Aujourd’hui, je vis encore à Sylrentheys. Je n’ai pas quitté la ville lorsque la Maison d’Ambresel s’est dissoute. Je vis dans une chambre modeste par des âmes charitables qui ont assisté à mes concerts. Mes journées sont calmes en apparence. Je me lève tôt, par habitude, je m'entraine toujours avec mes épées seule et loin des regards dans les ruines que personne n'ose visiter et je possède encore ma flûte, la musique m'accompagne toujours, j'en joue pour moi maintenant ou pour gagner quelques pièces quand les journées sont difficiles, je garde l'entrainement et la musique par habitude. La négligence fait perdre ce qu'on a appris et je m'y refuse.

Histoire

Je garde les valeurs de la lumière, j’assiste parfois aux rituels et aux messes par exigence personnelle. Je prie doucement sans grand geste la plupart du temps, je vis sans rôle imposé présentement, mais je suis constamment dans l'attente d'une consigne qui ne viendra pas. Je veux apprendre, pas qu'à survivre, réellement apprendre et pas me maintenir au même niveau.
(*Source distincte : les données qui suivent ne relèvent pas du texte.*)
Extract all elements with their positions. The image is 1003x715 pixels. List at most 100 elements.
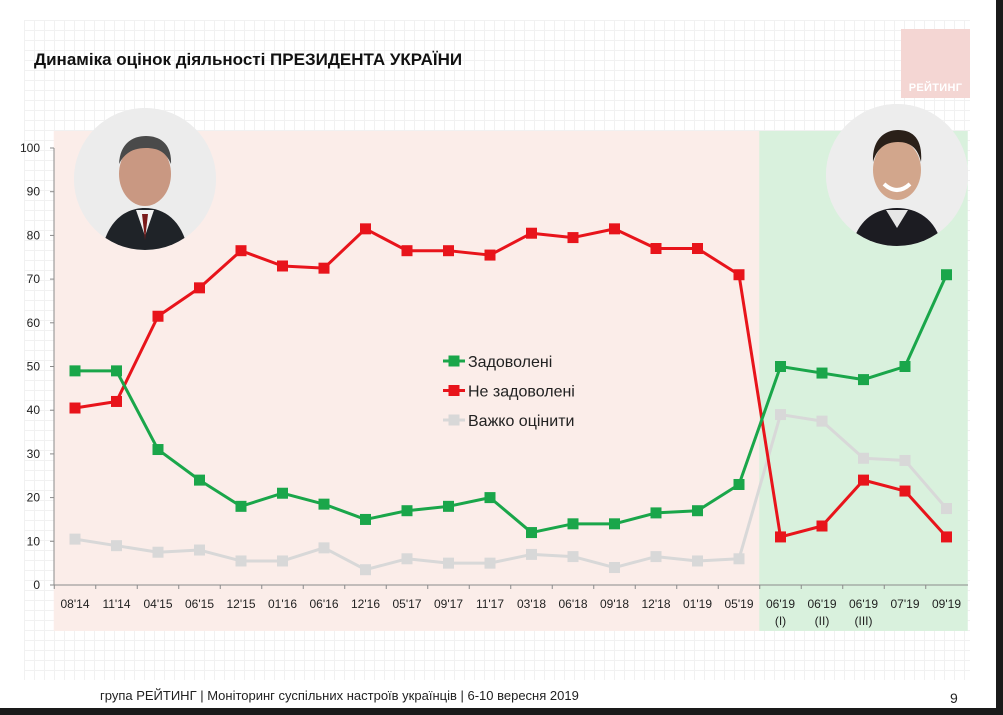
data-point bbox=[692, 505, 703, 517]
data-point bbox=[858, 374, 869, 386]
data-point bbox=[775, 531, 786, 543]
data-point bbox=[484, 492, 496, 504]
x-tick-label: 01'19 bbox=[683, 597, 712, 611]
data-point bbox=[69, 365, 81, 377]
data-point bbox=[941, 531, 952, 543]
data-point bbox=[526, 548, 537, 560]
y-tick-label: 60 bbox=[27, 316, 41, 330]
page-title: Динаміка оцінок діяльності ПРЕЗИДЕНТА УК… bbox=[34, 50, 463, 69]
data-point bbox=[484, 249, 496, 261]
data-point bbox=[277, 260, 288, 272]
data-point bbox=[692, 555, 703, 567]
data-point bbox=[816, 415, 828, 427]
data-point bbox=[194, 544, 205, 556]
data-point bbox=[650, 243, 662, 255]
data-point bbox=[650, 551, 662, 563]
data-point bbox=[941, 269, 952, 281]
data-point bbox=[235, 500, 247, 512]
data-point bbox=[650, 507, 662, 519]
data-point bbox=[443, 245, 454, 257]
series-2 bbox=[69, 223, 952, 543]
previous-president-photo bbox=[74, 108, 216, 250]
y-tick-label: 50 bbox=[27, 360, 41, 374]
data-point bbox=[360, 513, 371, 525]
legend-label: Не задоволені bbox=[468, 384, 575, 401]
series-line-2 bbox=[74, 227, 948, 539]
data-point bbox=[360, 223, 371, 235]
data-point bbox=[194, 282, 205, 294]
data-point bbox=[484, 557, 496, 569]
data-point bbox=[318, 262, 330, 274]
footer-text: група РЕЙТИНГ | Моніторинг суспільних на… bbox=[100, 688, 579, 703]
chart-legend: Задоволені Не задоволені Важко оцінити bbox=[443, 354, 575, 430]
data-point bbox=[692, 243, 703, 255]
x-tick-label: 06'19 bbox=[766, 597, 795, 611]
data-point bbox=[609, 518, 620, 530]
page-number: 9 bbox=[950, 690, 958, 706]
data-point bbox=[69, 402, 81, 414]
data-point bbox=[567, 551, 579, 563]
data-point bbox=[567, 518, 579, 530]
data-point bbox=[111, 540, 122, 552]
x-tick-label: 06'18 bbox=[559, 597, 588, 611]
x-tick-label: 03'18 bbox=[517, 597, 546, 611]
data-point bbox=[443, 500, 454, 512]
person-portrait-icon bbox=[826, 104, 968, 246]
y-tick-label: 90 bbox=[27, 185, 41, 199]
data-point bbox=[816, 367, 828, 379]
x-tick-label: 06'16 bbox=[310, 597, 339, 611]
data-point bbox=[277, 487, 288, 499]
x-tick-label: 07'19 bbox=[891, 597, 920, 611]
x-tick-label: 06'19 bbox=[808, 597, 837, 611]
x-tick-label: 08'14 bbox=[61, 597, 90, 611]
legend-marker bbox=[448, 414, 460, 426]
x-tick-label: 12'18 bbox=[642, 597, 671, 611]
data-point bbox=[775, 409, 786, 421]
data-point bbox=[401, 505, 413, 517]
data-point bbox=[235, 245, 247, 257]
data-point bbox=[401, 553, 413, 565]
y-tick-label: 40 bbox=[27, 403, 41, 417]
data-point bbox=[526, 527, 537, 539]
data-point bbox=[69, 533, 81, 545]
data-point bbox=[775, 361, 786, 372]
x-tick-sublabel: (II) bbox=[815, 614, 830, 628]
data-point bbox=[318, 498, 330, 510]
current-president-photo bbox=[826, 104, 968, 246]
series-3 bbox=[69, 409, 952, 576]
series-line-3 bbox=[74, 413, 948, 572]
data-point bbox=[277, 555, 288, 567]
chart-series bbox=[69, 223, 952, 576]
data-point bbox=[899, 361, 911, 372]
data-point bbox=[194, 474, 205, 486]
y-tick-label: 30 bbox=[27, 447, 41, 461]
data-point bbox=[816, 520, 828, 532]
legend-marker bbox=[448, 355, 460, 367]
brand-logo-text: РЕЙТИНГ bbox=[908, 82, 963, 94]
data-point bbox=[899, 485, 911, 497]
data-point bbox=[567, 232, 579, 244]
brand-logo: РЕЙТИНГ bbox=[901, 29, 970, 98]
legend-marker bbox=[448, 385, 460, 396]
data-point bbox=[899, 454, 911, 466]
data-point bbox=[858, 452, 869, 464]
y-tick-label: 100 bbox=[20, 141, 40, 155]
x-tick-label: 12'15 bbox=[227, 597, 256, 611]
x-tick-label: 09'19 bbox=[932, 597, 961, 611]
x-tick-label: 04'15 bbox=[144, 597, 173, 611]
data-point bbox=[609, 223, 620, 235]
data-point bbox=[235, 555, 247, 567]
data-point bbox=[111, 365, 122, 377]
data-point bbox=[152, 546, 164, 558]
y-tick-label: 10 bbox=[27, 534, 41, 548]
x-tick-label: 09'17 bbox=[434, 597, 463, 611]
x-tick-sublabel: (III) bbox=[855, 614, 873, 628]
series-line-1 bbox=[75, 274, 948, 535]
chart-axes: 0 10 20 30 40 50 60 70 80 90 100 08'14 11'14 04'15 06'… bbox=[20, 141, 968, 628]
x-tick-label: 11'14 bbox=[102, 597, 130, 611]
data-point bbox=[401, 245, 413, 257]
data-point bbox=[360, 564, 371, 576]
y-tick-label: 80 bbox=[27, 228, 41, 242]
x-tick-label: 01'16 bbox=[268, 597, 297, 611]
La magie m’attire pour cette raison précise, elle ne me vient pas naturellement. Elle me résiste, elle exige des méthodes, j’observe ceux qui la pratiquent. Je pose occasionnellement trop de questions à ceux qui la manient. Je ne souhaite pas devenir une experte en ce domaine, mais je veux juste la comprendre et la ressentir et pour l’instant, cela me suffit pour avancer.